23 January 2006

Hip Hop Ads

In a grad school class we actually had to post to a blog weekly. The postings were whatever the assignment were for the week:


Pro: Hip Hop Goes Commercial by Erik Parker (Village Voice September 11-17, 2002)

In the late 1980’s I remember my journalism teacher telling me that hip-hop wouldn’t last the next five years. Well, more than 20 years after it’s inception hip-hop culture and music has woven it’s way into all parts of global living. So it’s only natural that it would be used as a commercial vehicle. Like all underground movements that gained pop culture status, hip hop is now being used to sell everything from burgers to cellular phones. If everything sang or rapped about becomes “cool” then it goes without saying that the artists should gain financially from it. This is a capitalist society and there’s no such thing as free advertising. It’s only fair that a cultural movement began by economically impoverished minorities should be able to benefit from big businesses that co-op culture for monetary gain.

Con: Hip Hop Goes Commercial by Erik Parker (Village Voice September 11-17, 2002)

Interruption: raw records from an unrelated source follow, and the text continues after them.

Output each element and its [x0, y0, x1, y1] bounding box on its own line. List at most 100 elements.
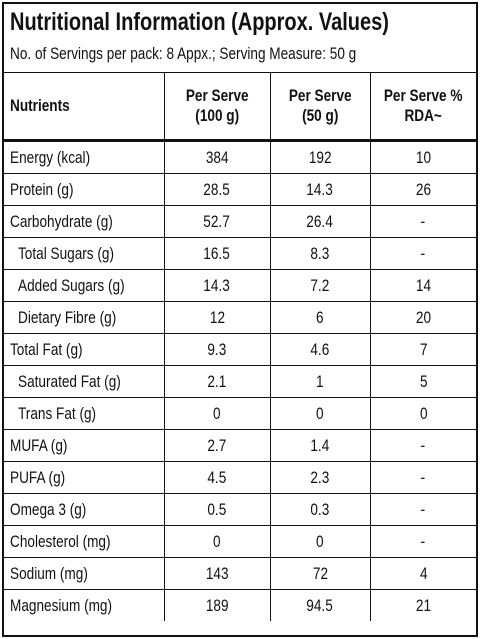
column-header-text: Per Serve % RDA~	[383, 86, 463, 125]
value-cell: 6	[269, 301, 371, 334]
value-text: 7.2	[310, 275, 330, 295]
nutrient-cell: Energy (kcal)	[4, 140, 165, 174]
value-text: 143	[205, 563, 229, 583]
nutrient-name: Magnesium (mg)	[10, 595, 113, 615]
value-text: 0.3	[310, 499, 330, 519]
table-row: Trans Fat (g) 0 0 0	[4, 397, 476, 430]
column-header: Per Serve (100 g)	[163, 72, 271, 142]
value-text: 1.4	[310, 435, 330, 455]
value-cell: 2.3	[269, 461, 371, 494]
nutrient-cell: Trans Fat (g)	[4, 397, 165, 430]
value-cell: 14.3	[163, 269, 271, 302]
value-cell: 7.2	[269, 269, 371, 302]
value-text: 20	[415, 307, 431, 327]
value-text: 10	[415, 147, 431, 167]
value-text: 6	[316, 307, 324, 327]
value-text: 0	[316, 403, 324, 423]
value-cell: 8.3	[269, 237, 371, 270]
nutrient-name: Total Sugars (g)	[18, 243, 114, 263]
value-cell: 28.5	[163, 173, 271, 206]
value-cell: -	[369, 237, 476, 270]
value-cell: 2.7	[163, 429, 271, 462]
table-row: MUFA (g) 2.7 1.4 -	[4, 429, 476, 462]
value-cell: 192	[269, 140, 371, 174]
value-cell: 16.5	[163, 237, 271, 270]
value-cell: 1.4	[269, 429, 371, 462]
nutrition-table: Nutrients Per Serve (100 g) Per Serve (50 …	[4, 72, 476, 621]
column-header: Nutrients	[4, 72, 165, 142]
nutrient-cell: Omega 3 (g)	[4, 493, 165, 526]
value-text: 189	[205, 595, 229, 615]
column-header-text: Nutrients	[10, 96, 70, 115]
value-cell: 26	[369, 173, 476, 206]
value-cell: -	[369, 205, 476, 238]
value-text: 4.6	[310, 339, 330, 359]
value-cell: 384	[163, 140, 271, 174]
nutrient-cell: Sodium (mg)	[4, 557, 165, 590]
value-cell: 4	[369, 557, 476, 590]
value-text: 0	[316, 531, 324, 551]
title: Nutritional Information (Approx. Values)	[10, 8, 389, 36]
value-text: 8.3	[310, 243, 330, 263]
nutrient-cell: MUFA (g)	[4, 429, 165, 462]
table-row: Dietary Fibre (g) 12 6 20	[4, 301, 476, 334]
nutrient-cell: Carbohydrate (g)	[4, 205, 165, 238]
value-text: -	[420, 499, 426, 519]
value-cell: 1	[269, 365, 371, 398]
table-row: Sodium (mg) 143 72 4	[4, 557, 476, 590]
value-cell: 7	[369, 333, 476, 366]
nutrient-name: Protein (g)	[10, 179, 74, 199]
value-text: 4	[419, 563, 428, 583]
table-row: PUFA (g) 4.5 2.3 -	[4, 461, 476, 494]
value-text: 0	[213, 403, 221, 423]
value-text: 16.5	[203, 243, 231, 263]
header-row: Nutrients Per Serve (100 g) Per Serve (50 …	[4, 72, 476, 142]
value-text: 14.3	[306, 179, 334, 199]
table-row: Total Fat (g) 9.3 4.6 7	[4, 333, 476, 366]
value-text: -	[420, 211, 426, 231]
value-cell: 0	[163, 525, 271, 558]
nutrient-cell: Total Sugars (g)	[4, 237, 165, 270]
nutrient-cell: Dietary Fibre (g)	[4, 301, 165, 334]
column-header-text: Per Serve (100 g)	[185, 86, 249, 125]
nutrient-name: Dietary Fibre (g)	[18, 307, 117, 327]
value-text: 0	[419, 403, 428, 423]
value-cell: 0	[369, 397, 476, 430]
nutrient-name: Trans Fat (g)	[18, 403, 97, 423]
nutrient-cell: Added Sugars (g)	[4, 269, 165, 302]
nutrient-name: MUFA (g)	[10, 435, 68, 455]
value-text: 192	[308, 147, 332, 167]
value-cell: 5	[369, 365, 476, 398]
value-cell: 14.3	[269, 173, 371, 206]
value-cell: 14	[369, 269, 476, 302]
table-row: Added Sugars (g) 14.3 7.2 14	[4, 269, 476, 302]
value-cell: 21	[369, 589, 476, 621]
value-text: 14	[415, 275, 431, 295]
nutrient-name: Total Fat (g)	[10, 339, 83, 359]
value-cell: 94.5	[269, 589, 371, 621]
nutrient-cell: Total Fat (g)	[4, 333, 165, 366]
table-row: Protein (g) 28.5 14.3 26	[4, 173, 476, 206]
table-row: Energy (kcal) 384 192 10	[4, 140, 476, 174]
value-text: 52.7	[203, 211, 231, 231]
value-text: 384	[205, 147, 229, 167]
column-header: Per Serve (50 g)	[269, 72, 371, 142]
value-cell: 52.7	[163, 205, 271, 238]
value-text: 2.3	[310, 467, 330, 487]
value-text: -	[420, 467, 426, 487]
value-text: 12	[209, 307, 225, 327]
value-text: 94.5	[306, 595, 334, 615]
value-cell: 72	[269, 557, 371, 590]
value-cell: 0	[163, 397, 271, 430]
value-cell: 0	[269, 525, 371, 558]
value-text: 26.4	[306, 211, 334, 231]
nutrient-name: Omega 3 (g)	[10, 499, 87, 519]
value-text: 72	[312, 563, 328, 583]
value-text: 0.5	[207, 499, 227, 519]
column-header: Per Serve % RDA~	[369, 72, 476, 142]
nutrient-cell: PUFA (g)	[4, 461, 165, 494]
nutrient-name: Sodium (mg)	[10, 563, 88, 583]
nutrient-name: Cholesterol (mg)	[10, 531, 111, 551]
nutrient-name: Added Sugars (g)	[18, 275, 125, 295]
value-text: 7	[419, 339, 428, 359]
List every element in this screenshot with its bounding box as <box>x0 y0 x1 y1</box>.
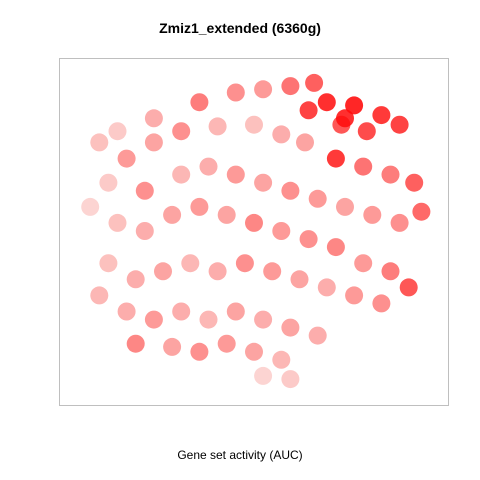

Conspicuous consumption and market branding has ruined hip-hop culture and music. In the late 1980’s hip hop was about community building and the upliftment of an economically impoverished people. Even if you weren’t poor you could still benefit from the teachings of the music and the sense of community it fostered. Yet today unless you care about Motorola pagers, Courvoisier liquor, Range Rovers, platinum, diamonds, and any number of brand name foolishness, then hip hop isn’t for you. Everything is to further individual materialistic desires usually by means detrimental to the human community as a whole. Hip hop has spread it’s materialistic message across the globe. It’s an infection that’s only getting worse when Snapple bottles start breakdancing.